New European Union rules to prevent market rigging
New rules have been laid out by the European Union to prevent market benchmarks, like Libor and Euribor, being rigged by banks.
Benchmarks will now be supervised to varying degrees depending on their size, a statement from EU president Luxembourg said.
When applied, the new rules will strengthen confidence in financial markets "preventing new manipulation scandals", Luxembourg's Finance Minister Pierre Gramegna said.
Read more: Lessons still to learn from rate-rigging scandals
The new rules agreed will also introduce a tailored supervision of benchmarks "appropriate to their size and to their nature."
Foreign interest rate indexes will now have to apply for "recognition" or "endorsement" to continue being used in the EU.
They’ll also have to “ensure that European benchmark administrators will not be disadvantaged."
Earlier this year ex-UBS and Citigroup trader Tom Hayes was sentenced to 14 years in prison in London after being found guilty of conspiring to rig the Libor benchmark.

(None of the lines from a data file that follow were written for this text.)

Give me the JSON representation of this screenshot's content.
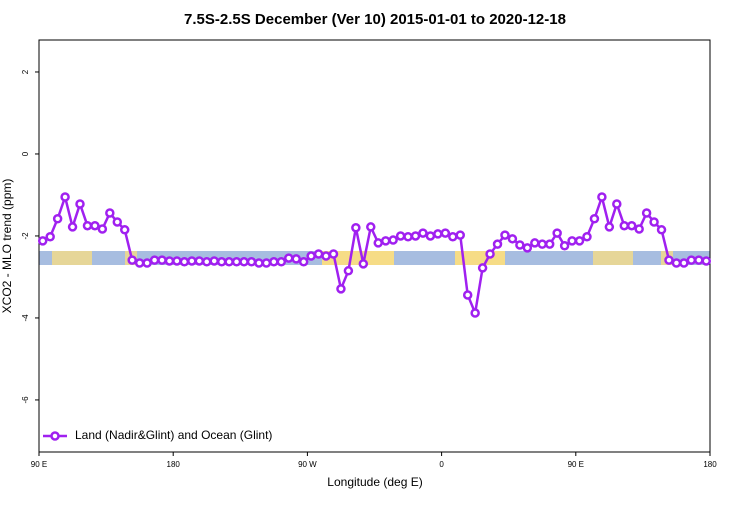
{
  "chart_data": {
    "type": "line",
    "title": "7.5S-2.5S December (Ver 10)   2015-01-01 to 2020-12-18",
    "x_label": "Longitude (deg E)",
    "y_label": "XCO2 - MLO trend (ppm)",
    "x": [
      92.5,
      97.5,
      102.5,
      107.5,
      112.5,
      117.5,
      122.5,
      127.5,
      132.5,
      137.5,
      142.5,
      147.5,
      152.5,
      157.5,
      162.5,
      167.5,
      172.5,
      177.5,
      182.5,
      187.5,
      192.5,
      197.5,
      202.5,
      207.5,
      212.5,
      217.5,
      222.5,
      227.5,
      232.5,
      237.5,
      242.5,
      247.5,
      252.5,
      257.5,
      262.5,
      267.5,
      272.5,
      277.5,
      282.5,
      287.5,
      292.5,
      297.5,
      302.5,
      307.5,
      312.5,
      317.5,
      322.5,
      327.5,
      332.5,
      337.5,
      342.5,
      347.5,
      352.5,
      357.5,
      362.5,
      367.5,
      372.5,
      377.5,
      382.5,
      387.5,
      392.5,
      397.5,
      402.5,
      407.5,
      412.5,
      417.5,
      422.5,
      427.5,
      432.5,
      437.5,
      442.5,
      447.5,
      452.5,
      457.5,
      462.5,
      467.5,
      472.5,
      477.5,
      482.5,
      487.5,
      492.5,
      497.5,
      502.5,
      507.5,
      512.5,
      517.5,
      522.5,
      527.5,
      532.5,
      537.5
    ],
    "series": [
      {
        "name": "Land (Nadir&Glint) and Ocean (Glint)",
        "color": "#a020f0",
        "values": [
          -2.12,
          -2.02,
          -1.58,
          -1.05,
          -1.78,
          -1.22,
          -1.75,
          -1.75,
          -1.83,
          -1.44,
          -1.66,
          -1.85,
          -2.59,
          -2.66,
          -2.66,
          -2.59,
          -2.59,
          -2.61,
          -2.61,
          -2.63,
          -2.61,
          -2.61,
          -2.63,
          -2.61,
          -2.63,
          -2.63,
          -2.63,
          -2.63,
          -2.63,
          -2.66,
          -2.66,
          -2.63,
          -2.63,
          -2.54,
          -2.56,
          -2.63,
          -2.49,
          -2.44,
          -2.49,
          -2.44,
          -3.29,
          -2.85,
          -1.8,
          -2.68,
          -1.78,
          -2.17,
          -2.12,
          -2.1,
          -2.0,
          -2.02,
          -2.0,
          -1.93,
          -2.0,
          -1.95,
          -1.93,
          -2.02,
          -1.98,
          -3.44,
          -3.88,
          -2.78,
          -2.44,
          -2.2,
          -1.98,
          -2.07,
          -2.22,
          -2.29,
          -2.17,
          -2.2,
          -2.2,
          -1.93,
          -2.24,
          -2.12,
          -2.12,
          -2.02,
          -1.58,
          -1.05,
          -1.78,
          -1.22,
          -1.75,
          -1.75,
          -1.83,
          -1.44,
          -1.66,
          -1.85,
          -2.59,
          -2.66,
          -2.66,
          -2.59,
          -2.59,
          -2.61
        ]
      }
    ],
    "xlim": [
      90,
      540
    ],
    "xticks": [
      {
        "value": 90,
        "label": "90 E"
      },
      180,
      {
        "value": 270,
        "label": "90 W"
      },
      {
        "value": 360,
        "label": "0"
      },
      {
        "value": 450,
        "label": "90 E"
      },
      {
        "value": 540,
        "label": "180"
      }
    ],
    "ylim": [
      -7.27,
      2.78
    ],
    "yticks": [
      -6,
      -4,
      -2,
      0,
      2
    ],
    "legend": "bottom-left"
  }
}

Some of the world’s largest banks, including Barclays, Deutsche Bank, and UBS have been fined billions of pounds since the Libor rigging scandal was first revealed in 2011.

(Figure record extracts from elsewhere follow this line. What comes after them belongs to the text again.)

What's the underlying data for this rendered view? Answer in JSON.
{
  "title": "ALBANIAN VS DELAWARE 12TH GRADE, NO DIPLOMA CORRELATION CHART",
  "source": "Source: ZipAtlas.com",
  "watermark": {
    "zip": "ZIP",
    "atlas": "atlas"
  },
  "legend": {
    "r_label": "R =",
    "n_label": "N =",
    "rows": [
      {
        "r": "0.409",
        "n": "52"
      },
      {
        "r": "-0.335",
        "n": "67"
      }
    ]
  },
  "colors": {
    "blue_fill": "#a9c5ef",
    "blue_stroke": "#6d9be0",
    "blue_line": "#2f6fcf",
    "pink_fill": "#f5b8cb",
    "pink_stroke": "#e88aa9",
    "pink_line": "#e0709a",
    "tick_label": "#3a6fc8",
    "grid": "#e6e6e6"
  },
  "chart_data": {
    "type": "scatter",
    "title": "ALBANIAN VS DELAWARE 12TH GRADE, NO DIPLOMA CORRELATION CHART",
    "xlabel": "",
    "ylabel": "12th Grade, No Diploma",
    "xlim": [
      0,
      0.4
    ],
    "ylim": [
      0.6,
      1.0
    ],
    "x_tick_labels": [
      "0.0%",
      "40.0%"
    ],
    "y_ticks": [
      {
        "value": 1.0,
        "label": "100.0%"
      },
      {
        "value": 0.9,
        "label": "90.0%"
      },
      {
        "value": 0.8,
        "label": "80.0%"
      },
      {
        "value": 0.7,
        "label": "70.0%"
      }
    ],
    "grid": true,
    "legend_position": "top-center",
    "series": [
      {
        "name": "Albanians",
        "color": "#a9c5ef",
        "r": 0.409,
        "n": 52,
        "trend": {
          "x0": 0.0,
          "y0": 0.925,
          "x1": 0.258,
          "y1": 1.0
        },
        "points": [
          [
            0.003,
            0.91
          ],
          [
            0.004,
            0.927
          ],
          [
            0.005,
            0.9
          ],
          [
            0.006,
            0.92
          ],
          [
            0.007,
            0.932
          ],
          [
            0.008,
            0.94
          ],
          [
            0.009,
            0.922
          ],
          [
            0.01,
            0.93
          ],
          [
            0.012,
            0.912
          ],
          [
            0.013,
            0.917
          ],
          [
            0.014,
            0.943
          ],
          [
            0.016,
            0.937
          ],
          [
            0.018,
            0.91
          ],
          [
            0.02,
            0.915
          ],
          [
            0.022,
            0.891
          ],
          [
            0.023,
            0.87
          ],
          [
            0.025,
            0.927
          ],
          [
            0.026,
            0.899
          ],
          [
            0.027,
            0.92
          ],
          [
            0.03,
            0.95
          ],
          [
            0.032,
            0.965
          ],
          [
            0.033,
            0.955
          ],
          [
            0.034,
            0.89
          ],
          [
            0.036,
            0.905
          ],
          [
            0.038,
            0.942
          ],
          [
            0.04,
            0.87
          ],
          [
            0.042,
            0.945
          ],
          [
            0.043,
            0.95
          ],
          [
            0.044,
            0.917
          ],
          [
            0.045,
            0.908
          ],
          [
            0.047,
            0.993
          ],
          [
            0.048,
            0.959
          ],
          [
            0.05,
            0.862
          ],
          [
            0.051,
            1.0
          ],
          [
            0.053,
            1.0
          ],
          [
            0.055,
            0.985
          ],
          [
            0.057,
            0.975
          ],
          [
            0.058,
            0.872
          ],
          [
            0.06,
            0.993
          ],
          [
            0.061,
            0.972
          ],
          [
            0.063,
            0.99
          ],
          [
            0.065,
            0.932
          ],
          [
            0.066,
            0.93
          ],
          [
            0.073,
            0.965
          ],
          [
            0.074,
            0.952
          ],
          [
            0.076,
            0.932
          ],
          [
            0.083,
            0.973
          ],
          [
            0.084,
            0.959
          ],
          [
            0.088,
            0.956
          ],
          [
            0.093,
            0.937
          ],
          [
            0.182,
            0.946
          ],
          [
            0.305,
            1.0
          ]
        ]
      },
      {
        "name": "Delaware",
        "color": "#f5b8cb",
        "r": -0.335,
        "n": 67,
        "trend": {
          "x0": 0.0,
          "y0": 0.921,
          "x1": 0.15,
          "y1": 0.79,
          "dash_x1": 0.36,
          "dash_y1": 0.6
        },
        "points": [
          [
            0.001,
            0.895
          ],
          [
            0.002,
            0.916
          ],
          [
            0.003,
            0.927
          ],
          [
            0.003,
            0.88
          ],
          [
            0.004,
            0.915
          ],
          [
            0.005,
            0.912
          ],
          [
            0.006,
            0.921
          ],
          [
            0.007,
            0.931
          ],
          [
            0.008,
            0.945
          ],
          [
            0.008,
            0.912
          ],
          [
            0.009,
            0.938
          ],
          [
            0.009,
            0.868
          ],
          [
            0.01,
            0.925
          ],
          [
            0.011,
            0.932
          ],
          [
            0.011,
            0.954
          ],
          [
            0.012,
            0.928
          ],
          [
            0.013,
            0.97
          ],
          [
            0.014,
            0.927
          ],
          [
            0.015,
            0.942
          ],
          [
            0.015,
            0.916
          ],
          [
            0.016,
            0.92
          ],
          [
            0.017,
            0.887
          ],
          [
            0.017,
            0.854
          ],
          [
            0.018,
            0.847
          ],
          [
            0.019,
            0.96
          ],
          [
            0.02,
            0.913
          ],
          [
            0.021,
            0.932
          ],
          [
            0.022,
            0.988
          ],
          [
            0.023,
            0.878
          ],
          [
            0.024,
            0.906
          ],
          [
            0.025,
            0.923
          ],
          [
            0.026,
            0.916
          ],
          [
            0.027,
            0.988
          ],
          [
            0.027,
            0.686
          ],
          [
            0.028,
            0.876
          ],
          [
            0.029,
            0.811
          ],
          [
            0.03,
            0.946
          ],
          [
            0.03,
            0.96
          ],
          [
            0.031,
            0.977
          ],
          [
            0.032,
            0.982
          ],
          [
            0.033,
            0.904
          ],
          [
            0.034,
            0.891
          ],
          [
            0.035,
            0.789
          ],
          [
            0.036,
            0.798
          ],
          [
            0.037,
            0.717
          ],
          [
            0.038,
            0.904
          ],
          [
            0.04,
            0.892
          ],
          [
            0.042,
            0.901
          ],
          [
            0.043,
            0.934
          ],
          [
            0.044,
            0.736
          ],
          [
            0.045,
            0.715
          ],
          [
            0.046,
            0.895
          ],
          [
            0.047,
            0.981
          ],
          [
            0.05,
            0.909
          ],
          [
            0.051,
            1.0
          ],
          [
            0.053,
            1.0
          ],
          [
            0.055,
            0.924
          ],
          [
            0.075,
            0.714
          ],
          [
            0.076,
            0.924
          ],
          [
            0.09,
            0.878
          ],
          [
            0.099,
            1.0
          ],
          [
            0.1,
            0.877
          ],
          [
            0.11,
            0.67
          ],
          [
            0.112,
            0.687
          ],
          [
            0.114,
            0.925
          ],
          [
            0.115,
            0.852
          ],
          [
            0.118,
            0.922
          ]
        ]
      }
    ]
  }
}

Through rigging the rate banks could alter the pricing of financial products like derivatives and student loans to their benefit.
Negotiators reached a preliminary agreement on the stricter rules after progress stalled two years ago due to concerns about the impact of the new regulation.
The details of the agreement still need to be finalised and representatives of the 28 EU states will have formally to endorse it on 9 December.